Now, each year, elections are held in April for the three of the nine seats on the board. Board meetings are still not recorded or televised, unlike many other school districts.
The Board of Education members are President Patricia Sadwoski, Benito Ortiz, Dale Caldwell, Emra Seawood, Edward Spencer, Franchesca Rodriguez, Ronald Hush, Patricia Varela, and Jennifer Shukaitis.
Only Sadowski and Ortiz have faced challengers in the elections. Shukaitis is the only unelected member, as she was appointed in June 2015 to replace John Krenos, who resigned. The other board members have run for election, but faced no opposition.
The Superintendent of Schools is Richard Kaplan, but he is set to retire at the end of the 2014-2015 school year. Aubrey Johnson was hired to replace Kaplan starting July 1, 2015.
New Brunswick is one of 31 school districts in New Jersey known as "Abbott districts," because they receive special court-mandated state funding as a result of the well-known Abbott v. Burke NJ State Supreme Court ruling.
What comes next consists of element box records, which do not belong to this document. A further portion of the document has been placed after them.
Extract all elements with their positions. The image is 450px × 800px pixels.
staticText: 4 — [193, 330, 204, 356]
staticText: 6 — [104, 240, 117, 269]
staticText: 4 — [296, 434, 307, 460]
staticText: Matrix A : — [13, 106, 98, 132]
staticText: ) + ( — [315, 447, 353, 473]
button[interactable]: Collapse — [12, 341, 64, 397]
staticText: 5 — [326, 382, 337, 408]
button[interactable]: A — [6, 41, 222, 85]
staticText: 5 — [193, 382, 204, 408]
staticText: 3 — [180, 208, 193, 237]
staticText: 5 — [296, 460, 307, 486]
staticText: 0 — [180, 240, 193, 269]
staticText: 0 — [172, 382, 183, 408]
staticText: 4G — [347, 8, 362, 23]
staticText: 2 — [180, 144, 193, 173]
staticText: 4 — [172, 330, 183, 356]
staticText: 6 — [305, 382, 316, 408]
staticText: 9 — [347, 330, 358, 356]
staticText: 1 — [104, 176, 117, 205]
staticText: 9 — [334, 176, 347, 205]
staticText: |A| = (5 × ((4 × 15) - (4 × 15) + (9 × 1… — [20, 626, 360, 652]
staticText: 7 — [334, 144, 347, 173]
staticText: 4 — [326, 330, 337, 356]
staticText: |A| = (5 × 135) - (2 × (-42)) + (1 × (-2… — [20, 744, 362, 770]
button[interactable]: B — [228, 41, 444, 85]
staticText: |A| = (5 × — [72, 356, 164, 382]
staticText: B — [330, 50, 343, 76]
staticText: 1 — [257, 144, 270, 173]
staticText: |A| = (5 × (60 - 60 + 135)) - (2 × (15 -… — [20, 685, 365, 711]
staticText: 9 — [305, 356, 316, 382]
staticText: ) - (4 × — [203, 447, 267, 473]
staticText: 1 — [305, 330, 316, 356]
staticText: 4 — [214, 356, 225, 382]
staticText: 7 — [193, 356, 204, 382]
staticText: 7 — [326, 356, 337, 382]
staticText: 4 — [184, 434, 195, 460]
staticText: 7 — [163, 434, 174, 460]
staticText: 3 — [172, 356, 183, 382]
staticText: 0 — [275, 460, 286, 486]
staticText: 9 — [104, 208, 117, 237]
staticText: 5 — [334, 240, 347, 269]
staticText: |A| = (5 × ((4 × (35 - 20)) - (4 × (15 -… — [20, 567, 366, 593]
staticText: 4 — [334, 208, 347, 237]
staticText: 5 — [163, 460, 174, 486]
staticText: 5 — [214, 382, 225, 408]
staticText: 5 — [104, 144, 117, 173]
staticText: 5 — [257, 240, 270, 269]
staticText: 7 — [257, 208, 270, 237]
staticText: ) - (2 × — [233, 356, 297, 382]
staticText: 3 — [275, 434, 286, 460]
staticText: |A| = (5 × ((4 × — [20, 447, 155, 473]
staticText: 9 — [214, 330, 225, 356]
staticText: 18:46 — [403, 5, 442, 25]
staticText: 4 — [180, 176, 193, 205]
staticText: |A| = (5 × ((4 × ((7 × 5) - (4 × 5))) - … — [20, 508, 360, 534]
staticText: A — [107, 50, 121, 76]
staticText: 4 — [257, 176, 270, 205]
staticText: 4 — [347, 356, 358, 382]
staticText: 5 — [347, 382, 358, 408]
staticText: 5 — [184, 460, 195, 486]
New Brunswick Public Schools operates seven elementary schools: Redshaw, Roosevelt, Lincoln, Woodrow Wilson, Paul Robeson, Lord Stirling, and McKinley. A pair of private schools known as St. Peter's are currently undergoing a renovation that would make them into a new elementary school.
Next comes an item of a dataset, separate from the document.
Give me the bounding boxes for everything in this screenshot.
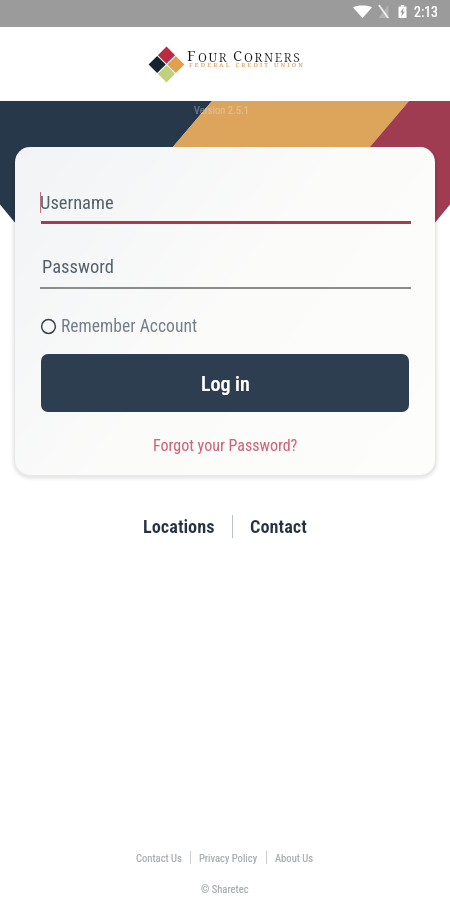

NBPS also operates New Brunswick Middle School and two High Schools: New Brunswick High School and Health Sciences Technology High School.
The city also operates an Adult Learning Center, one of the few adult high schools in the area.
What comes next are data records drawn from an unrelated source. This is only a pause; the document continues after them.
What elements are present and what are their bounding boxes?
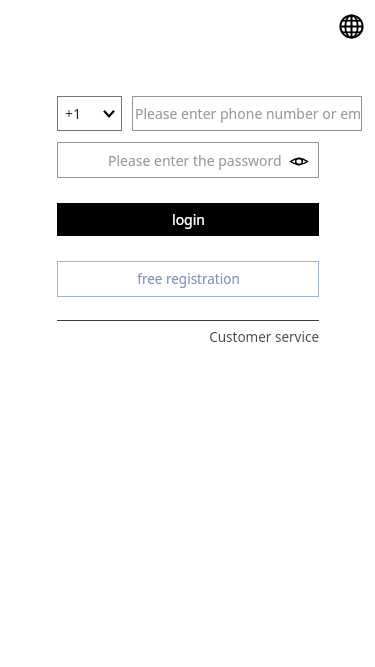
staticText: login [172,210,205,229]
button[interactable]: login [57,203,319,236]
button[interactable]: Please enter the password [57,142,319,178]
staticText: Customer service [209,328,319,346]
staticText: Please enter phone number or email [135,104,362,123]
staticText: Please enter the password [108,151,282,170]
button[interactable]: free registration [57,261,319,297]
button[interactable]: +1 [57,96,122,131]
staticText: free registration [137,270,240,288]
button[interactable]: Please enter phone number or email [132,96,362,131]
button[interactable]: Show password [290,154,308,168]
staticText: +1 [65,104,82,123]
button[interactable]: Language [337,12,365,40]
button[interactable]: Customer service [200,328,319,346]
New Brunswick Free Public Library
The city operates a free public library on Livingston Avenue. The library was built, after much controversy, using funds from industrialist Andrew Carnegie and was completed in 1903.
Adjacent to the library is the Henry Guest House, a historic farmhouse that was moved to its current location in 1926.
Private and Charter Schools
In addition to the city's public schools, New Brunswick is also home to the Greater Brunswick Charter School, which serves residents of New Brunswick and several surrounding municipalities.
In June 2010, St. Peter's High School, the city's last private school closed. At one time, eight private elementary and secondary schools were operated by the Roman Catholic Diocese in the city.
Middlesex County Vocational Technical School on Easton Avenue closed several years ago.
Temporary Warehouse Schools
From 1916 to 1964, high school students in New Brunswick attended what would later become Chester A. Redshaw Elementary School. In 1964, the New Brunswick High School moved to Livingston Avenue near the border with North Brunswick. In January 2010, the High School moved to its current location on Route 27 along the border with Franklin Township.
Redshaw Elementary was demolished in 2006 to make way for a replacement elementary school, but a now defunct state agency responsible for building and expanding schools, the School Construction Corporation (SCC), announced 27 school projects including the new Redshaw would be canceled due to unacceptable cost overruns on other projects. The plot of land that the school used to occupy is fenced off and vacant.
Before being shut down and dismantled, the SCC announced the final approvals for the construction of a new New Brunswick High School.
Currently, due to overcrowding, those who would be attending Redshaw Elementary are just some of the students that have attended classes in two large warehouses on Van Dyke Avenue leased by the Board of Education for much of the past decade.